Starting The Tech Academy was pretty much a no-brainer for Erik Gross. For years the Navy Veteran noticed that the tech world wasn’t as flush with coding talent as it should be. To directly address and fill this void, Gross found himself training others to assist him in his software development efforts. He did this on the side and called it "Prosper IT Academy," putting his experience teaching classes in computer science, physics, electronics, digital circuits, advanced mathematics to excellent use.
A few years into “Prosper IT Academy,” Gross decided to reach out to his longtime friend Jack Stanley with a unique business proposal.
“I was running a different company; I already had a great job that I enjoyed and Erik approached me with a proposal,” Stanley said. “He told me what he envisioned doing with the school and I saw a lot of potential. Not just from a business perspective – I saw that we could really help change peoples’ lives for the better.”
Together the two rebranded the school and, in 2014, The Tech Academy emerged. The curriculum features 19 self-paced courses that train students in the basics of computer science, key programming concepts, web development and software development. By the end of the program, students learn nearly ten programming languages and complete a real-world live project.
The Tech Academy is all about a self-paced, flexible program, and on average the program takes between 10 and 20 weeks (depending on the student’s past experience and exposure to IT). The school also offers open enrollment, meaning students can join at any time, as well as flexible hours to attend Monday through Saturday that fit nearly every schedule.
“We decided to have a training model that is self-paced,” Gross said. “This allows students to move quickly through materials they understand well, but take their time on new or difficult concepts.”

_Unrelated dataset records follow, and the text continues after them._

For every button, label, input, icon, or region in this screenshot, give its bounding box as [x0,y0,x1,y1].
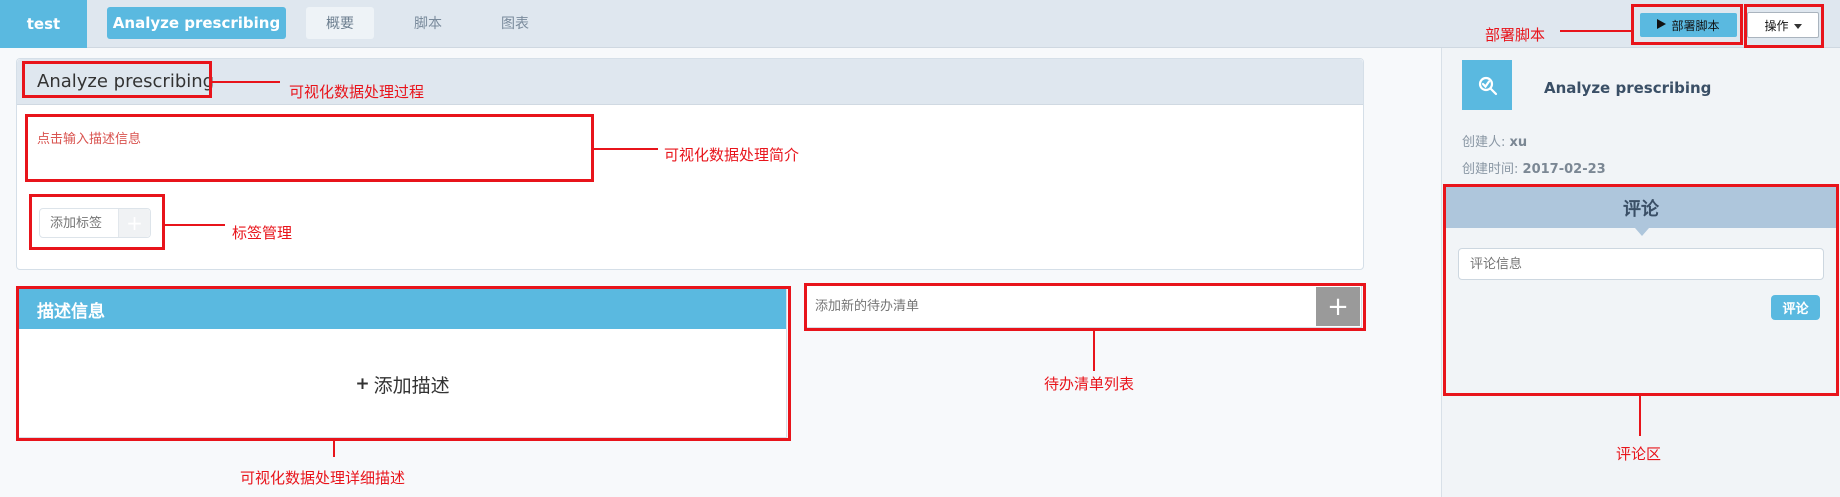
comment-input[interactable] [1458,248,1824,280]
description-annotation: 可视化数据处理简介 [664,146,800,164]
top-bar: test Analyze prescribing 概要 脚本 图表 部署脚本 操… [0,0,1840,48]
comment-header-arrow [1635,228,1649,236]
creator-value: xu [1509,135,1528,150]
process-title-pointer-line [212,81,280,83]
add-todo-button[interactable]: + [1316,287,1360,326]
chevron-down-icon [1793,23,1802,29]
comment-panel: 评论 评论 [1446,187,1836,394]
tab-charts[interactable]: 图表 [481,7,549,39]
description-pointer-line [594,148,658,150]
operations-label: 操作 [1764,18,1789,33]
creator-label: 创建人: [1462,135,1506,150]
add-description-button[interactable]: + 添加描述 [19,329,786,439]
todo-input[interactable] [807,286,1317,327]
comment-submit-button[interactable]: 评论 [1771,295,1820,320]
tab-overview[interactable]: 概要 [306,7,374,39]
operations-dropdown[interactable]: 操作 [1747,12,1819,38]
detail-pointer-line [333,441,335,457]
tag-manager: + [39,208,151,238]
process-title[interactable]: Analyze prescribing [37,71,214,92]
plus-icon: + [355,374,370,394]
comment-pointer-line [1639,396,1641,436]
detail-annotation: 可视化数据处理详细描述 [240,469,406,487]
created-value: 2017-02-23 [1522,162,1606,177]
process-icon [1462,60,1512,110]
deploy-script-button[interactable]: 部署脚本 [1640,13,1737,37]
description-panel: 描述信息 + 添加描述 [18,288,787,438]
todo-annotation: 待办清单列表 [1044,375,1135,393]
creator-row: 创建人: xu [1462,131,1527,150]
app-logo[interactable]: test [0,0,87,48]
description-panel-title: 描述信息 [19,289,786,329]
add-tag-button[interactable]: + [118,209,150,237]
todo-pointer-line [1093,331,1095,371]
comment-annotation: 评论区 [1616,445,1662,463]
tab-script[interactable]: 脚本 [394,7,462,39]
deploy-script-label: 部署脚本 [1671,18,1720,33]
process-title-annotation: 可视化数据处理过程 [289,83,425,101]
created-row: 创建时间: 2017-02-23 [1462,158,1606,177]
tags-pointer-line [165,224,225,226]
project-title-pill[interactable]: Analyze prescribing [107,7,286,39]
deploy-annotation: 部署脚本 [1485,26,1546,44]
created-label: 创建时间: [1462,162,1519,177]
tags-annotation: 标签管理 [232,224,293,242]
tag-input[interactable] [41,210,117,236]
sidebar-title: Analyze prescribing [1544,79,1712,97]
comment-title: 评论 [1446,187,1836,228]
todo-list: + [806,285,1362,328]
description-input[interactable]: 点击输入描述信息 [37,128,141,147]
add-description-label: 添加描述 [373,374,450,397]
play-icon [1657,18,1667,32]
deploy-pointer-line [1560,30,1631,32]
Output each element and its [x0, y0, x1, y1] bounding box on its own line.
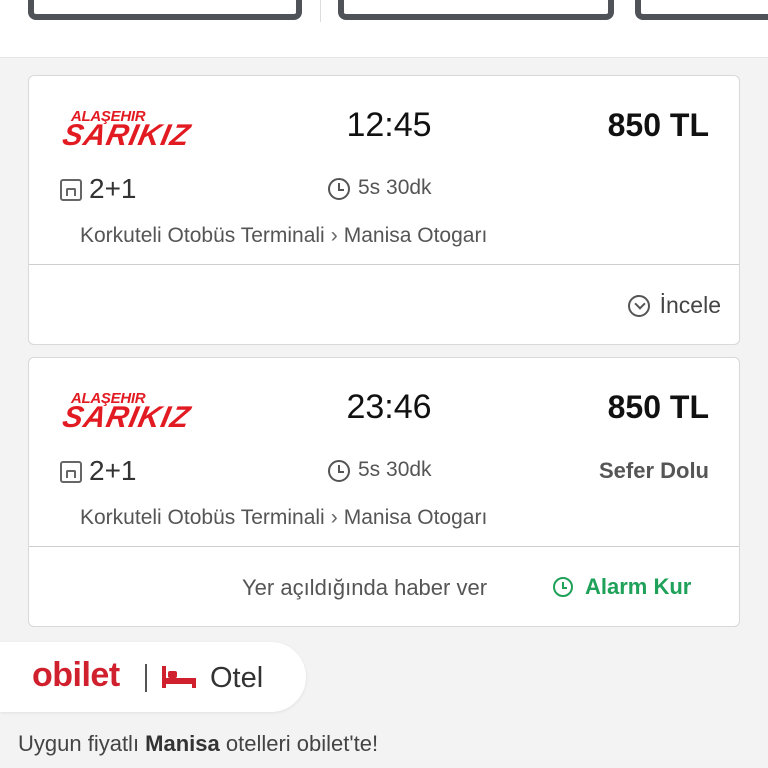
trip-card[interactable]: ALAŞEHIR SARIKIZ 23:46 850 TL 2+1 5s 30d… — [28, 357, 740, 627]
inspect-button[interactable]: İncele — [627, 292, 721, 319]
trip-price: 850 TL — [607, 389, 709, 425]
operator-logo-big: SARIKIZ — [59, 401, 194, 434]
operator-logo-big: SARIKIZ — [59, 119, 194, 152]
route: Korkuteli Otobüs Terminali › Manisa Otogar… — [80, 506, 487, 530]
seat-layout-icon — [60, 461, 82, 483]
hotel-label: Otel — [210, 662, 264, 694]
route-origin: Korkuteli Otobüs Terminali — [80, 224, 325, 247]
route-destination: Manisa Otogarı — [343, 506, 488, 529]
route-origin: Korkuteli Otobüs Terminali — [80, 506, 325, 529]
promo-city: Manisa — [145, 731, 220, 756]
notify-text: Yer açıldığında haber ver — [242, 575, 488, 600]
hotel-promo-text: Uygun fiyatlı Manisa otelleri obilet'te! — [18, 731, 378, 757]
bed-icon — [162, 666, 196, 688]
seat-layout: 2+1 — [89, 455, 137, 486]
filter-button-1[interactable] — [28, 0, 302, 20]
departure-time: 12:45 — [346, 106, 432, 144]
promo-prefix: Uygun fiyatlı — [18, 731, 146, 756]
route: Korkuteli Otobüs Terminali › Manisa Otogar… — [80, 224, 487, 248]
filter-divider — [320, 0, 321, 22]
alarm-label: Alarm Kur — [585, 574, 692, 599]
hotel-banner[interactable]: obilet Otel — [0, 642, 306, 712]
filter-button-2[interactable] — [338, 0, 614, 20]
seat-layout: 2+1 — [89, 173, 137, 204]
departure-time: 23:46 — [346, 388, 432, 426]
route-arrow-icon: › — [330, 506, 338, 529]
trip-status: Sefer Dolu — [598, 458, 709, 483]
route-arrow-icon: › — [330, 224, 338, 247]
clock-icon — [328, 460, 350, 482]
promo-suffix: otelleri obilet'te! — [219, 731, 379, 756]
card-divider — [29, 546, 739, 547]
filter-button-3[interactable] — [635, 0, 768, 20]
operator-logo: ALAŞEHIR SARIKIZ — [59, 108, 226, 152]
trip-price: 850 TL — [607, 107, 709, 143]
trip-card[interactable]: ALAŞEHIR SARIKIZ 12:45 850 TL 2+1 5s 30d… — [28, 75, 740, 345]
seat-layout-icon — [60, 179, 82, 201]
top-filter-bar — [0, 0, 768, 58]
chevron-down-circle-icon — [627, 294, 650, 317]
inspect-label: İncele — [659, 292, 721, 318]
trip-duration: 5s 30dk — [358, 458, 432, 481]
alarm-button[interactable]: Alarm Kur — [553, 574, 691, 600]
alarm-clock-icon — [553, 577, 573, 597]
route-destination: Manisa Otogarı — [343, 224, 488, 247]
card-divider — [29, 264, 739, 265]
obilet-logo: obilet — [32, 656, 120, 694]
trip-duration: 5s 30dk — [358, 176, 432, 199]
banner-divider — [145, 664, 147, 692]
operator-logo: ALAŞEHIR SARIKIZ — [59, 390, 226, 434]
clock-icon — [328, 178, 350, 200]
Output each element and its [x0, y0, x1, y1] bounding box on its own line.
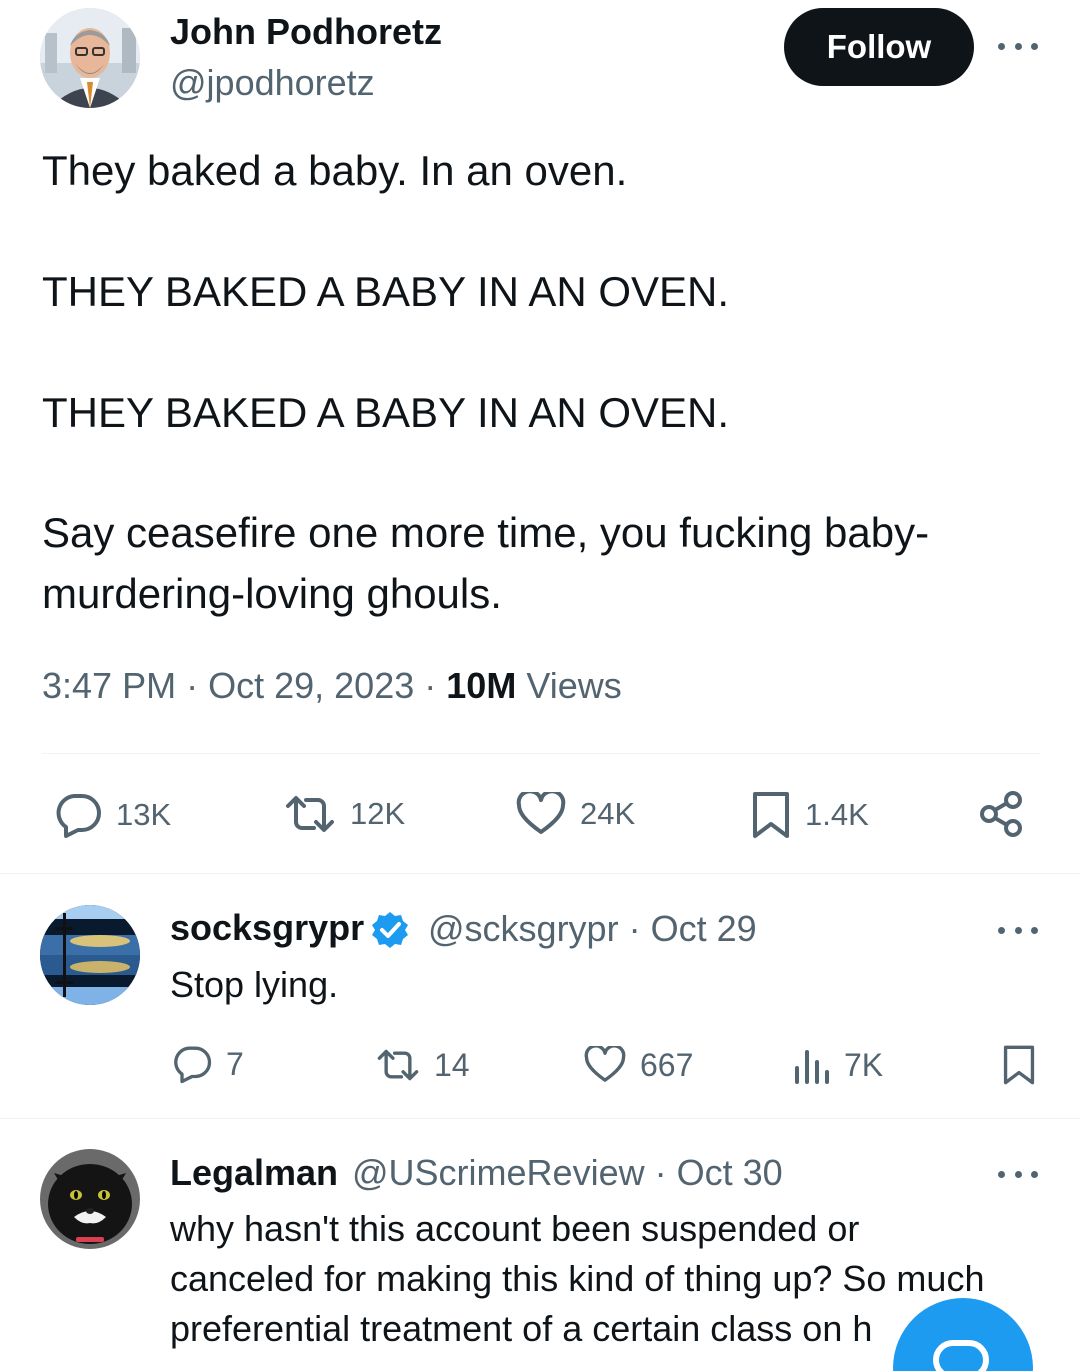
reply-button[interactable]: 7	[172, 1044, 244, 1084]
tweet-line-3: THEY BAKED A BABY IN AN OVEN.	[42, 389, 730, 436]
views-count: 10M	[446, 665, 517, 706]
bookmark-count: 1.4K	[805, 797, 869, 832]
like-count: 24K	[580, 796, 636, 831]
reply-author-name-text: socksgrypr	[170, 907, 365, 948]
reply-author-name[interactable]: Legalman	[170, 1152, 338, 1194]
reply-author-handle[interactable]: @UScrimeReview	[352, 1152, 645, 1193]
like-button[interactable]: 667	[584, 1046, 693, 1084]
tweet-line-4: Say ceasefire one more time, you fucking…	[42, 509, 930, 556]
divider	[0, 1118, 1080, 1119]
like-button[interactable]: 24K	[516, 792, 635, 836]
reply-button[interactable]: 13K	[54, 792, 171, 838]
author-avatar[interactable]	[40, 8, 140, 108]
repost-button[interactable]: 12K	[284, 792, 405, 836]
reply-text-line-3: preferential treatment of a certain clas…	[170, 1308, 873, 1349]
share-icon	[980, 791, 1022, 837]
more-icon[interactable]	[998, 36, 1038, 56]
views-label: Views	[526, 665, 622, 706]
tweet-line-5: murdering-loving ghouls.	[42, 570, 502, 617]
meta-separator: ·	[186, 665, 199, 706]
repost-count: 12K	[350, 796, 406, 831]
bookmark-icon	[1003, 1045, 1035, 1085]
like-count: 667	[640, 1046, 694, 1083]
follow-button[interactable]: Follow	[784, 8, 974, 86]
more-icon[interactable]	[998, 920, 1038, 940]
reply-author-handle[interactable]: @scksgrypr	[428, 908, 619, 949]
reply-icon	[174, 1046, 212, 1084]
reply-icon	[56, 794, 101, 838]
reply-count: 7	[226, 1045, 244, 1082]
repost-icon	[377, 1049, 419, 1081]
meta-separator: ·	[654, 1152, 667, 1193]
share-button[interactable]	[978, 790, 1024, 838]
reply-meta: @scksgrypr · Oct 29	[428, 908, 757, 950]
views-button[interactable]: 7K	[794, 1046, 883, 1084]
like-icon	[584, 1046, 626, 1082]
more-icon[interactable]	[998, 1164, 1038, 1184]
meta-separator: ·	[628, 908, 641, 949]
divider	[0, 873, 1080, 874]
bookmark-icon	[753, 792, 789, 838]
reply-text-line-2: canceled for making this kind of thing u…	[170, 1258, 985, 1299]
like-icon	[516, 792, 566, 834]
compose-button[interactable]	[893, 1298, 1033, 1371]
reply-text: Stop lying.	[170, 964, 339, 1005]
reply-text-line-1: why hasn't this account been suspended o…	[170, 1208, 860, 1249]
reply-date[interactable]: Oct 29	[651, 908, 757, 949]
reply-count: 13K	[116, 797, 172, 832]
tweet-date[interactable]: Oct 29, 2023	[208, 665, 414, 706]
author-name[interactable]: John Podhoretz	[170, 11, 442, 53]
meta-separator: ·	[424, 665, 437, 706]
compose-icon	[933, 1340, 989, 1371]
views-count: 7K	[844, 1046, 884, 1083]
reply-avatar[interactable]	[40, 905, 140, 1005]
tweet-line-2: THEY BAKED A BABY IN AN OVEN.	[42, 268, 730, 315]
verified-badge-icon	[372, 912, 409, 949]
author-handle[interactable]: @jpodhoretz	[170, 62, 375, 104]
repost-count: 14	[434, 1046, 470, 1083]
tweet-time[interactable]: 3:47 PM	[42, 665, 176, 706]
reply-author-name[interactable]: socksgrypr	[170, 907, 410, 950]
reply-date[interactable]: Oct 30	[677, 1152, 783, 1193]
views-icon	[795, 1050, 829, 1084]
repost-button[interactable]: 14	[376, 1046, 470, 1084]
tweet-meta: 3:47 PM · Oct 29, 2023 · 10M Views	[42, 665, 622, 707]
bookmark-button[interactable]	[1002, 1044, 1036, 1086]
reply-meta: @UScrimeReview · Oct 30	[352, 1152, 783, 1194]
reply-avatar[interactable]	[40, 1149, 140, 1249]
repost-icon	[286, 796, 334, 832]
bookmark-button[interactable]: 1.4K	[751, 790, 869, 840]
divider	[42, 753, 1040, 754]
tweet-line-1: They baked a baby. In an oven.	[42, 147, 628, 194]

In 2014, The Tech Academy enrolled more than 65 students, and this year they’re expecting three times that amount.
“At the end of the day, we are concerned with: employed graduates that exceed employer expectations. All of our graduates have gotten jobs and several employers have come back to us after hiring one of our grads and asked for more. We have even had unemployed college graduates take our program and then get hired,” Gross said.
Stanley is happy about the decision to start the school with Gross. “We decided to take this ‘side activity’ and create one of the best code schools on the planet,” he said.